Jersey Oil & Gas Plc (LON:JOG) chief executive Andrew Benitz told investors that the company is in a strong position to pursue its production-focused acquisition strategy, regardless of the outcome of StatOil’s exploration efforts at Verbier.
The AIM-quoted firm, in its interim results, highlighted that its cash position will stand at around £1.8mln once Statoil completes sidetrack drilling at the Verbier project, where the Norwegian group is looking to salvage value in an unsuccessful exploration well.
It was revealed earlier this month that Verbier’s primary target contained water rather than oil but Statoil subsequently decided to extend the well via sidetrack to test separate potential in an updip target.
That programme got underway on September 17 and it is expected to run for 25-35 days.
A success would provide fresh catalysts in the current portfolio, nonetheless, the company has repeated that its core objective is to acquire stakes in producing North Sea operations and it highlighted that as crude oil prices hold above US$50 per barrel there is “increased clarity” for this strategy.
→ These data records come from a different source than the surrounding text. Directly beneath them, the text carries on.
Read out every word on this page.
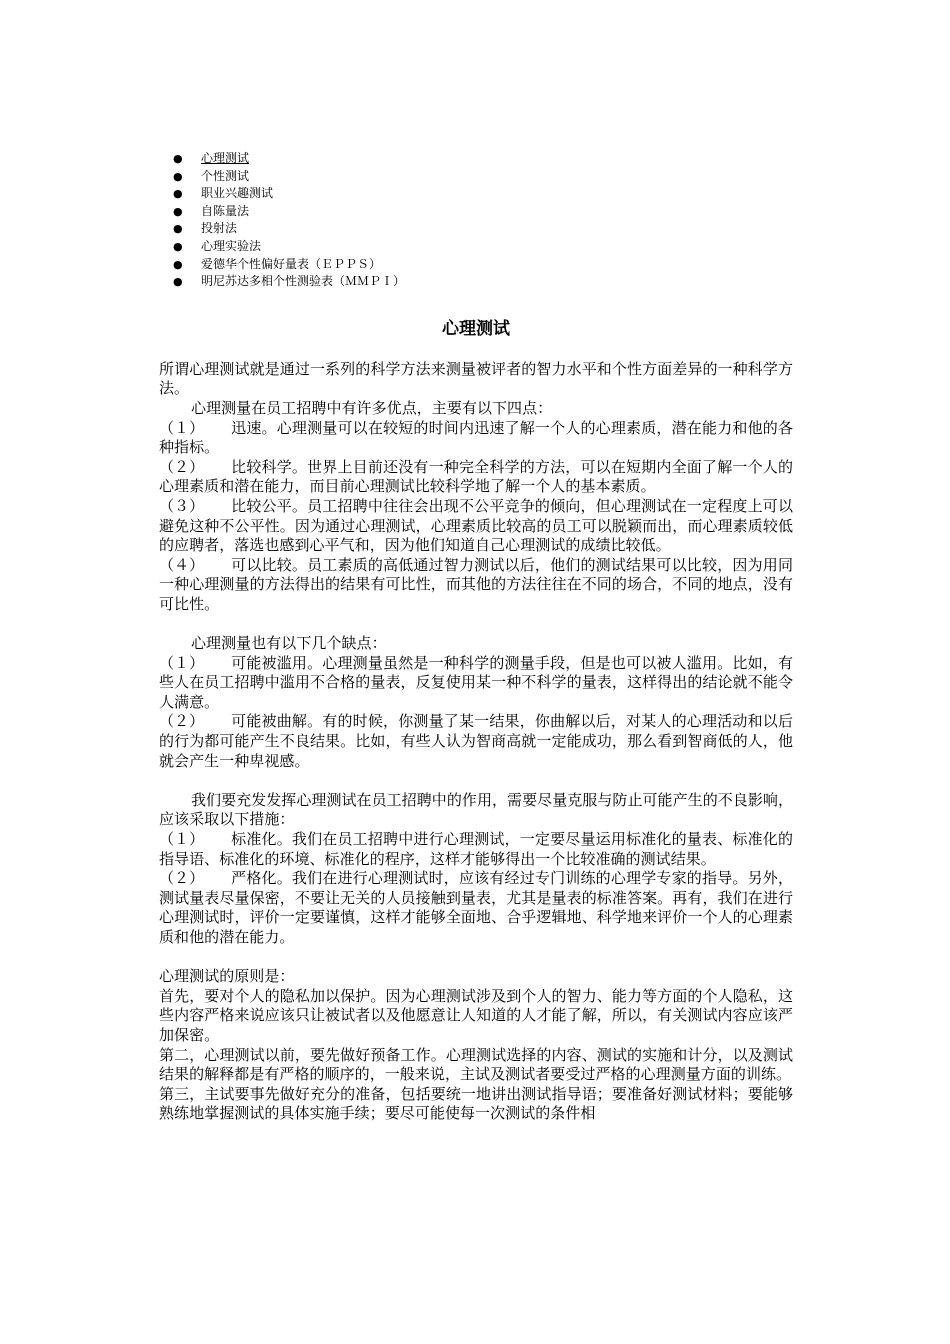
● 心理测试
● 个性测试
● 职业兴趣测试
● 自陈量法
● 投射法
● 心理实验法
● 爱德华个性偏好量表（ＥＰＰＳ）
● 明尼苏达多相个性测验表（ＭＭＰＩ）
心理测试

所谓心理测试就是通过一系列的科学方法来测量被评者的智力水平和个性方面差异的一种科学方法。

心理测量在员工招聘中有许多优点，主要有以下四点：

（１） 迅速。心理测量可以在较短的时间内迅速了解一个人的心理素质，潜在能力和他的各种指标。

（２） 比较科学。世界上目前还没有一种完全科学的方法，可以在短期内全面了解一个人的心理素质和潜在能力，而目前心理测试比较科学地了解一个人的基本素质。

（３） 比较公平。员工招聘中往往会出现不公平竞争的倾向，但心理测试在一定程度上可以避免这种不公平性。因为通过心理测试，心理素质比较高的员工可以脱颖而出，而心理素质较低的应聘者，落选也感到心平气和，因为他们知道自己心理测试的成绩比较低。

（４） 可以比较。员工素质的高低通过智力测试以后，他们的测试结果可以比较，因为用同一种心理测量的方法得出的结果有可比性，而其他的方法往往在不同的场合，不同的地点，没有可比性。

心理测量也有以下几个缺点：

（１） 可能被滥用。心理测量虽然是一种科学的测量手段，但是也可以被人滥用。比如，有些人在员工招聘中滥用不合格的量表，反复使用某一种不科学的量表，这样得出的结论就不能令人满意。

（２） 可能被曲解。有的时候，你测量了某一结果，你曲解以后，对某人的心理活动和以后的行为都可能产生不良结果。比如，有些人认为智商高就一定能成功，那么看到智商低的人，他就会产生一种卑视感。

我们要充发发挥心理测试在员工招聘中的作用，需要尽量克服与防止可能产生的不良影响，应该采取以下措施：

（１） 标准化。我们在员工招聘中进行心理测试，一定要尽量运用标准化的量表、标准化的指导语、标准化的环境、标准化的程序，这样才能够得出一个比较准确的测试结果。

（２） 严格化。我们在进行心理测试时，应该有经过专门训练的心理学专家的指导。另外，测试量表尽量保密，不要让无关的人员接触到量表，尤其是量表的标准答案。再有，我们在进行心理测试时，评价一定要谨慎，这样才能够全面地、合乎逻辑地、科学地来评价一个人的心理素质和他的潜在能力。

心理测试的原则是：

首先，要对个人的隐私加以保护。因为心理测试涉及到个人的智力、能力等方面的个人隐私，这些内容严格来说应该只让被试者以及他愿意让人知道的人才能了解，所以，有关测试内容应该严加保密。

第二，心理测试以前，要先做好预备工作。心理测试选择的内容、测试的实施和计分，以及测试结果的解释都是有严格的顺序的，一般来说，主试及测试者要受过严格的心理测量方面的训练。

第三，主试要事先做好充分的准备，包括要统一地讲出测试指导语；要准备好测试材料；要能够熟练地掌握测试的具体实施手续；要尽可能使每一次测试的条件相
Benitz said: “Following the drilling of the 20/05b-13z sidetrack well, the Company's cash position will be approximately £1.8m, leaving JOG in a strong position to continue to pursue its production focused acquisition strategy.
“We are pleased to be able to expose our shareholders to terrific exploration opportunities and I would like to thank our shareholders for their ongoing support.
“JOG has a strong vision for growth across the North Sea and with this support, we can achieve our stated objectives."
In terms of its financial results, the pre-revenue group reported a loss of £630,000.